第二十八話 村と八大天龍

 家を出てから一時間ほど、ビョンド火山が見えてきた。

 道中はディルと料理についてのトークをしていた。

 主にディルの作る謎の物質を何とか料理にしようという話だった。

 

 「見えてきたぞ」

 「すごい高いですね。周りの山が砂山みたいです」


 ビョンド火山はレインと帝国の両方に掛かる高さ三千メートルの大きな山。

 頂上付近には雪が積もっている。


 (富士山みたい...)


 話によると現在は地中深くでのみ火山活動が確認されているらしく、百年は噴火することはないといわれている。

 ちなみに前回の噴火は二百年前。

 ディルとラグハートが戦ったときらしい。


 「一旦帝国側のトルト村によるぞ」

 

 

 ディルは火山のふもとを指さした。


 「はい!」


 スピードを上げて村に向かった。

 

 ・・・

 

 村の入り口にこっそり着地した。


 「村が騒がしいな」

 「そうですね」


 村に入ると男衆が集まり何かを話し合っていた。


 「村長、逃げるしかないぞ!」

 「しかし...」

 

 若い男性が村長と呼ばれている老人にそう言った。

 大の男が今にも泣きだしそうといった表情だ。


 「若けぇのは女連れて逃げな。この村は好きにはさせねぇ」


 肩に小野を担いだ中年の男性が言い放った。

 対立する両者の意見に村人全員の意見も二つに割れた。

 今にも殴り合いのけんかが始まりそうな雰囲気だ。

 私とディルはフードをかぶり大衆の端で不安そうな顔をした女の子に声をかけた。


 「ねぇ、ちょっといいかな」

 「お姉さん誰?」

 

 女の子は手に握ったクマのぬいぐるみを強く握りしめた。


 「私は旅をしてる魔法使いだよ。
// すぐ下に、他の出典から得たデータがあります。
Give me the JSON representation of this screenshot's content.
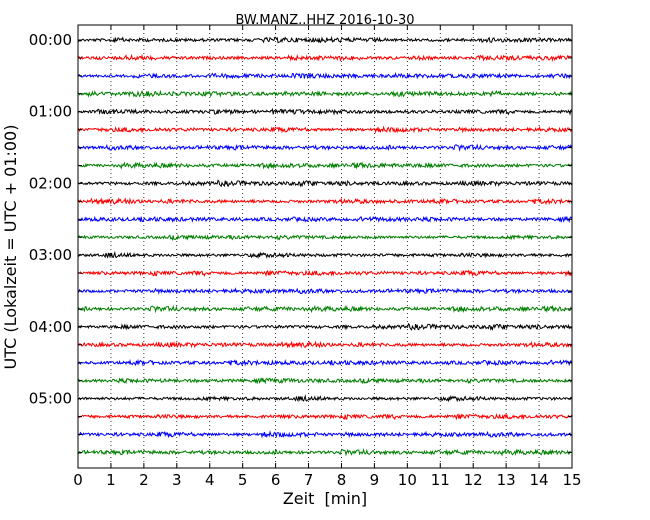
{
  "chart_data": {
    "type": "line",
    "title": "BW.MANZ..HHZ 2016-10-30",
    "xlabel": "Zeit  [min]",
    "ylabel": "UTC (Lokalzeit = UTC + 01:00)",
    "xlim": [
      0,
      15
    ],
    "xticks": [
      0,
      1,
      2,
      3,
      4,
      5,
      6,
      7,
      8,
      9,
      10,
      11,
      12,
      13,
      14,
      15
    ],
    "ytick_labels": [
      "00:00",
      "01:00",
      "02:00",
      "03:00",
      "04:00",
      "05:00"
    ],
    "trace_interval_min": 15,
    "trace_count": 24,
    "grid": "vertical-dotted",
    "colors": [
      "#000000",
      "#ff0000",
      "#0000ff",
      "#008000"
    ]
  }
}
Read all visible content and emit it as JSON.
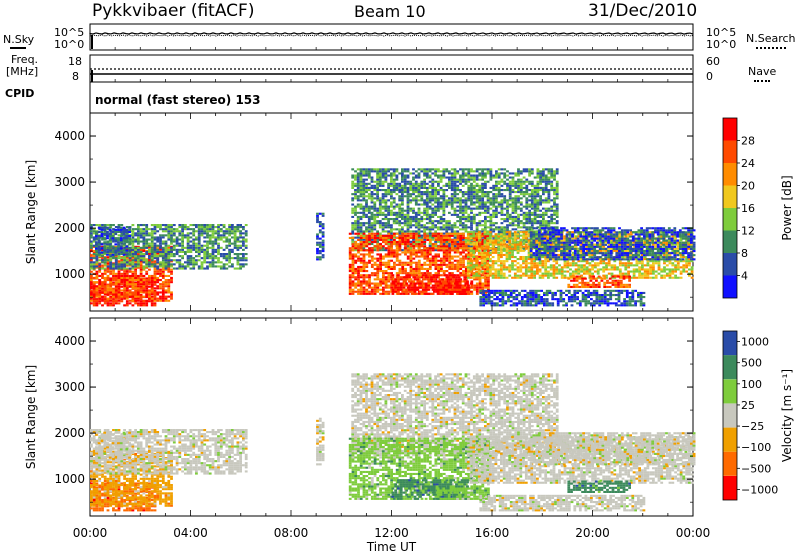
{
  "header": {
    "radar": "Pykkvibaer (fitACF)",
    "beam": "Beam 10",
    "date": "31/Dec/2010"
  },
  "noise_panel": {
    "left_label": "N.Sky",
    "right_label": "N.Search",
    "left_ticks": [
      "10^5",
      "10^0"
    ],
    "right_ticks": [
      "10^5",
      "10^0"
    ]
  },
  "freq_panel": {
    "left_label_1": "Freq.",
    "left_label_2": "[MHz]",
    "left_ticks": [
      "18",
      "8"
    ],
    "right_label": "Nave",
    "right_ticks": [
      "60",
      "0"
    ]
  },
  "cpid": {
    "label": "CPID",
    "text": "normal (fast stereo) 153"
  },
  "colors": {
    "power": [
      "#1010ff",
      "#2a4ca8",
      "#3c8a5c",
      "#7ecc3c",
      "#f0c81e",
      "#ff8c00",
      "#ff4a00",
      "#ff0000"
    ],
    "velocity": [
      "#ff0000",
      "#ff6a00",
      "#f0a000",
      "#c8c8be",
      "#7ecc3c",
      "#3c8a5c",
      "#2a4ca8"
    ]
  },
  "chart_data": [
    {
      "type": "heatmap",
      "name": "power",
      "ylabel": "Slant Range [km]",
      "ylim": [
        200,
        4500
      ],
      "yticks": [
        "1000",
        "2000",
        "3000",
        "4000"
      ],
      "xlim": [
        0,
        24
      ],
      "xticks": [
        "00:00",
        "04:00",
        "08:00",
        "12:00",
        "16:00",
        "20:00",
        "00:00"
      ],
      "colorbar": {
        "label": "Power [dB]",
        "ticks": [
          "4",
          "8",
          "12",
          "16",
          "20",
          "24",
          "28"
        ]
      }
    },
    {
      "type": "heatmap",
      "name": "velocity",
      "ylabel": "Slant Range [km]",
      "xlabel": "Time UT",
      "ylim": [
        200,
        4500
      ],
      "yticks": [
        "1000",
        "2000",
        "3000",
        "4000"
      ],
      "xlim": [
        0,
        24
      ],
      "xticks": [
        "00:00",
        "04:00",
        "08:00",
        "12:00",
        "16:00",
        "20:00",
        "00:00"
      ],
      "colorbar": {
        "label": "Velocity [m s⁻¹]",
        "ticks": [
          "1000",
          "500",
          "100",
          "25",
          "−25",
          "−100",
          "−500",
          "−1000"
        ]
      }
    }
  ]
}
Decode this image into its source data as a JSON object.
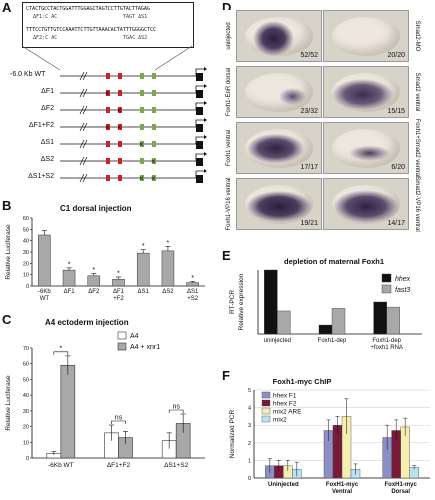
{
  "panels": {
    "A": "A",
    "B": "B",
    "C": "C",
    "D": "D",
    "E": "E",
    "F": "F"
  },
  "panelA": {
    "seq_top": "CTACTGCCTACTGGATTTGGAGCTAGTCCTTGTACTTAGAG",
    "seq_top_marks_left": "ΔF1:C AC",
    "seq_top_marks_right": "TAGT ΔS1",
    "seq_bottom": "TTTCCTGTTGTCCAAATTCTTGTTAAACACTATTTGGGGCTCC",
    "seq_bottom_marks_left": "ΔF2:C AC",
    "seq_bottom_marks_right": "TGAC ΔS2",
    "constructs": [
      "-6.0 Kb WT",
      "ΔF1",
      "ΔF2",
      "ΔF1+F2",
      "ΔS1",
      "ΔS2",
      "ΔS1+S2"
    ]
  },
  "panelB": {
    "title": "C1 dorsal injection"
  },
  "panelC": {
    "title": "A4 ectoderm injection",
    "sig_marks": [
      "*",
      "ns",
      "ns"
    ]
  },
  "panelD": {
    "rows": [
      {
        "left_label": "uninjected",
        "right_label": "Smad2-MO",
        "left_count": "52/52",
        "right_count": "20/20"
      },
      {
        "left_label": "Foxh1-EnR dorsal",
        "right_label": "Smad2 ventral",
        "left_count": "23/32",
        "right_count": "15/15"
      },
      {
        "left_label": "Foxh1 ventral",
        "right_label": "Foxh1+Smad2 ventral",
        "left_count": "17/17",
        "right_count": "6/20"
      },
      {
        "left_label": "Foxh1-VP16 ventral",
        "right_label": "Smad2-VP16 ventral",
        "left_count": "19/21",
        "right_count": "14/17"
      }
    ]
  },
  "panelF": {
    "title": "Foxh1-myc ChIP"
  },
  "colors": {
    "gray_bar": "#a8a8a8",
    "dark_bar": "#111111",
    "f_blue": "#8b8fc6",
    "f_maroon": "#7a1a3a",
    "f_yellow": "#f4eeb0",
    "f_cyan": "#b9e3ee",
    "red_box": "#cc2222",
    "green_box": "#7aa84a"
  },
  "chart_data": [
    {
      "type": "bar",
      "title": "C1 dorsal injection",
      "ylabel": "Relative Luciferase",
      "categories": [
        "-6Kb WT",
        "ΔF1",
        "ΔF2",
        "ΔF1 +F2",
        "ΔS1",
        "ΔS2",
        "ΔS1 +S2"
      ],
      "values": [
        45,
        14,
        9,
        6,
        29,
        31,
        3
      ],
      "errors": [
        4,
        2,
        2,
        2,
        3,
        4,
        1
      ],
      "significance": [
        "",
        "*",
        "*",
        "*",
        "*",
        "*",
        "*"
      ],
      "ylim": [
        0,
        60
      ],
      "yticks": [
        0,
        10,
        20,
        30,
        40,
        50,
        60
      ]
    },
    {
      "type": "bar",
      "title": "A4 ectoderm injection",
      "ylabel": "Relative Luciferase",
      "categories": [
        "-6Kb WT",
        "ΔF1+F2",
        "ΔS1+S2"
      ],
      "yticks": [
        0,
        10,
        20,
        30,
        40,
        50,
        60,
        70
      ],
      "ylim": [
        0,
        70
      ],
      "series": [
        {
          "name": "A4",
          "values": [
            3,
            16,
            11
          ],
          "errors": [
            1,
            5,
            5
          ],
          "color": "#ffffff"
        },
        {
          "name": "A4 + xnr1",
          "values": [
            59,
            13,
            22
          ],
          "errors": [
            6,
            4,
            6
          ],
          "color": "#a8a8a8"
        }
      ]
    },
    {
      "type": "bar",
      "title": "depletion of maternal Foxh1",
      "ylabel": "RT-PCR Relative expression",
      "categories": [
        "uninjected",
        "Foxh1-dep",
        "Foxh1-dep +foxh1 RNA"
      ],
      "ylim": [
        0,
        50
      ],
      "yticks": [
        0,
        10,
        20,
        30,
        40,
        50
      ],
      "series": [
        {
          "name": "hhex",
          "values": [
            50,
            7,
            25
          ],
          "color": "#111111"
        },
        {
          "name": "fast3",
          "values": [
            18,
            20,
            21
          ],
          "color": "#a8a8a8"
        }
      ]
    },
    {
      "type": "bar",
      "title": "Foxh1-myc ChIP",
      "ylabel": "Normalized PCR",
      "categories": [
        "Uninjected",
        "FoxH1-myc Ventral",
        "FoxH1-myc Dorsal"
      ],
      "ylim": [
        0,
        5
      ],
      "yticks": [
        0,
        1,
        2,
        3,
        4,
        5
      ],
      "series": [
        {
          "name": "hhex F1",
          "values": [
            0.7,
            2.7,
            2.3
          ],
          "errors": [
            0.4,
            0.6,
            0.7
          ],
          "color": "#8b8fc6"
        },
        {
          "name": "hhex F2",
          "values": [
            0.7,
            3.0,
            2.7
          ],
          "errors": [
            0.3,
            0.5,
            0.6
          ],
          "color": "#7a1a3a"
        },
        {
          "name": "mix2 ARE",
          "values": [
            0.7,
            3.5,
            2.9
          ],
          "errors": [
            0.3,
            1.0,
            0.5
          ],
          "color": "#f4eeb0"
        },
        {
          "name": "mix2",
          "values": [
            0.5,
            0.5,
            0.6
          ],
          "errors": [
            0.4,
            0.3,
            0.1
          ],
          "color": "#b9e3ee"
        }
      ]
    }
  ]
}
あなたは?」

 「私は...ソラ」

 「ソラ、今何が起きてるの?」


 ソラによると数日前、たまたま村に商売に来ていた未来視ができるという老婆が最悪の未来を見たらしい。

 老婆が見た未来は二匹の八大天龍によって村が滅ぼされるというものだったらしい。

 そして昨日、ラグハートが復活した。

 その直後、八大天龍の一匹、第八位土龍ジングスがこの火山の一帯を奪おうとやってきたらしい。

 要は領土争いだ。

 目覚めたばかりだがプライドの高いラグハートはその喧嘩を受けたらしい。

 その日は何もなかったが老婆の未来視によると、明日その戦いが起こるとのこと。


 「それはまずいな」


 後ろで建物の陰に隠れていたディルが声を出した。


 「一体でも天変地異を引き起こすといわれる八大天龍が二匹も暴れるとなると被害はこの村だけにとどまらんぞ」


 確かに、一度戦ったことのあるディルが言うのだから間違いない。


 「でも、ディルは一度倒したことがあるんですよね?」

 「あの時はラグハート一体だったからな、今回は二体だ」


 確かにそうだ。

 二体の喧嘩が終わるのを待ってラグハートが死ぬか弱ってくれればらくなのだが、この村はおろか、レインや帝国まで滅びかけない。

 

 「私は見たことがないからわからないんですが、八大天龍が引き起こす天変地異とはどれほどのものなんですか?」

 「ビョンド火山、変な形をしていないか?」


 火山を見直す。

 海の大波のような形をしていた。

 イメージでいうと中華料理屋の鍋の上で焼かれているチャーハンのような形だ。

 

 「確かに」

 「これは二百年前、ラグハートが本気で火を吐いたときにできた山だ。おかげで地形は変わるわ地下深くのマグマが噴き出すわ、とんでもないことになった」



 ...。


 (無理ゲーじゃない?)


 富士山が爆発したみたいな山を作る龍が二体も本気で戦っている戦場に私とディルだけで挑もうなんて。

 

 (逃げようという若者の意見は正しい。あのおじさんたち、百パー死んじゃうよ)


 「ディル、どうします?」

 「シロネはどうしたいんだ?」

 「話を聞いてしまった以上、この村は守りたいです」


 ディルは深いため息をついた。

 私が誰かが傷つくのが嫌いな性格だとディルは知っている。

 それでももしかしてと思って聞いてきた。

 そして私はディルにとって一番最悪な道を選んだ。

 ため息をつかれるのも当然だ。


 「作戦を立てよう...」

 「はい」


 目標は村の守護、八大天龍二匹の討伐、そしてラグハートの皮入手。

 ビィーンやカルの時の何十倍も大変な作戦会議が始まった。